This repository supports the research presented in the paper:
ConExion: Concept Extraction with Large Language Models
Ebrahim Norouzi, Sven Hertling, Harald Sack (2025)
If you use this code or ideas from this work, please consider citing our paper (see below).
This project contains code and resources for extracting concepts using unsupervised methods and large language models (LLMs). It includes setup instructions, scripts for running the models, and a brief guide on how to get started.
To set up the environment, follow these steps:
- Create and activate the conda environment:
conda env create -f environment.yml conda activate conexion
- Install the required Python packages:
pip install -r requirements.txt
To run the provided scripts, use the following command:
nohup ./run_scripts.sh > logs/master_log.log 2>&1 &
Unsupervised keyword extraction methods rely on statistical and linguistic features of the text. These methods do not require labeled data. Common techniques include:
- TF-IDF: Weighs the importance of a term by comparing its frequency in a document to its frequency across all documents.
- TextRank: An algorithm inspired by PageRank, where words are nodes, and edges represent co-occurrence within a fixed window. Key phrases are identified by their importance in the network.
- LDA: A generative statistical model that identifies topics in a set of documents, which can then be used to extract relevant keywords.
Large language models can understand and generate human-like text. LLMs can be fine-tuned for concept extraction on specific datasets or used in zero-shot settings.

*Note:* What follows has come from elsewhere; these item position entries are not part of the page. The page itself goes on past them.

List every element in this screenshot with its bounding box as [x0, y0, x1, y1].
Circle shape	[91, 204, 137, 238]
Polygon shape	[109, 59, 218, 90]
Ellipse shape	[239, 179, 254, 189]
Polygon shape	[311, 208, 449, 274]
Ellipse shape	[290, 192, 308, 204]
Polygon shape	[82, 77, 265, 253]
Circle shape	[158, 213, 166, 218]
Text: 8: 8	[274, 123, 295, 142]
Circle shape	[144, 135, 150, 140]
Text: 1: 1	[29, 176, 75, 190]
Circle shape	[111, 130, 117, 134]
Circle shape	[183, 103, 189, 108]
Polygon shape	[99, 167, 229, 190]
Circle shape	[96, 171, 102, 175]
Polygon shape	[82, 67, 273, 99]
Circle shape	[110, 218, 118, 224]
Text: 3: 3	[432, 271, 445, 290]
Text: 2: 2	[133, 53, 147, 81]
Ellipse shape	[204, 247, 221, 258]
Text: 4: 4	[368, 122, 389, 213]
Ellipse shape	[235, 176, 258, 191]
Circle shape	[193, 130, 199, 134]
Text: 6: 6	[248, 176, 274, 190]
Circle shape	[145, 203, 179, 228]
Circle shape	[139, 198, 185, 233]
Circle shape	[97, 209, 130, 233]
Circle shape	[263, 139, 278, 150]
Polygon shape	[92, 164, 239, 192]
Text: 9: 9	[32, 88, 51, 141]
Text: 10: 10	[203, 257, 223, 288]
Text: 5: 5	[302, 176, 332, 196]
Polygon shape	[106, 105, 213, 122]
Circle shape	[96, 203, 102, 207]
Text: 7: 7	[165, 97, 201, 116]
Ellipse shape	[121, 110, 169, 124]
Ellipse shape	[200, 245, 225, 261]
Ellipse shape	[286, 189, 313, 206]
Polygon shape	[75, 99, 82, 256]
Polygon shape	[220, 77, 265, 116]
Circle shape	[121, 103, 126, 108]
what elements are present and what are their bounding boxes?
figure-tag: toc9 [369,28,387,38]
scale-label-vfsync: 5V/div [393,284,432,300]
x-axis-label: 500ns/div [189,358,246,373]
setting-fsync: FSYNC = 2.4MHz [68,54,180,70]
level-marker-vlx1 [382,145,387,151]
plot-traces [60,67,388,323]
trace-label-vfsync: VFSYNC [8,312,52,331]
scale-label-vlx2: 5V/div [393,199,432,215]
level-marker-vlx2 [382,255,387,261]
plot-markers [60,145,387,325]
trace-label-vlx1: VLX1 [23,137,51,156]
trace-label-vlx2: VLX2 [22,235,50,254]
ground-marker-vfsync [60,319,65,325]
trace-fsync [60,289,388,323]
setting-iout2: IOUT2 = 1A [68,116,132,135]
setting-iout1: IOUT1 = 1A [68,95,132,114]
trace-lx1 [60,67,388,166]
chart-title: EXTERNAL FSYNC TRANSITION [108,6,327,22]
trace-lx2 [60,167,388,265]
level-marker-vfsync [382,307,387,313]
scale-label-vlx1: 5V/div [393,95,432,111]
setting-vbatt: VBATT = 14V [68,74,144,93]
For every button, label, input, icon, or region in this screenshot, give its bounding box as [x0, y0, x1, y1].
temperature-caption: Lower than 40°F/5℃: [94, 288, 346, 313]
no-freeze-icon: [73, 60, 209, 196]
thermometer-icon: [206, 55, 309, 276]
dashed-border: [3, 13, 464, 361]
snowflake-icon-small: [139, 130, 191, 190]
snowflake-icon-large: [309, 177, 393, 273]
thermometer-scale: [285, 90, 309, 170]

batch_submit.sh Script for submitting batch jobs
batch_test.sh Script for testing batch jobs
download_models.sh Script for downloading models
main.py Main script for running the concept extraction
requirements.txt Python package dependencies
run_fs_fixed_LLM-batch.sh Script for running fixed LLMs in batch mode
run_fs_fixed_LLM-job.sh Script for running fixed LLM jobs
run_fs_fixed_LLM-scripts.sh Script for running fixed LLM scripts
run_fs_fixed_LLM_all_datasets.sh Script for running fixed LLMs on all datasets
run_scripts.sh Main script for running all other scripts
run_zs_LLM_scripts.sh Script for running zero-shot LLM scripts
run_zs_fixedLLMscripts.sh Script for running zero-shot fixed LLM scripts
If you use this work in your research, please cite it as:
@misc{norouzi2025conexionconceptextractionlarge,
title = {ConExion: Concept Extraction with Large Language Models},
author = {Ebrahim Norouzi and Sven Hertling and Harald Sack},
year = {2025},
eprint = {2504.12915},
archivePrefix = {arXiv},
primaryClass = {cs.CL},
url = {https://arxiv.org/abs/2504.12915}
}
This project is licensed under the MIT License – see the LICENSE file for details.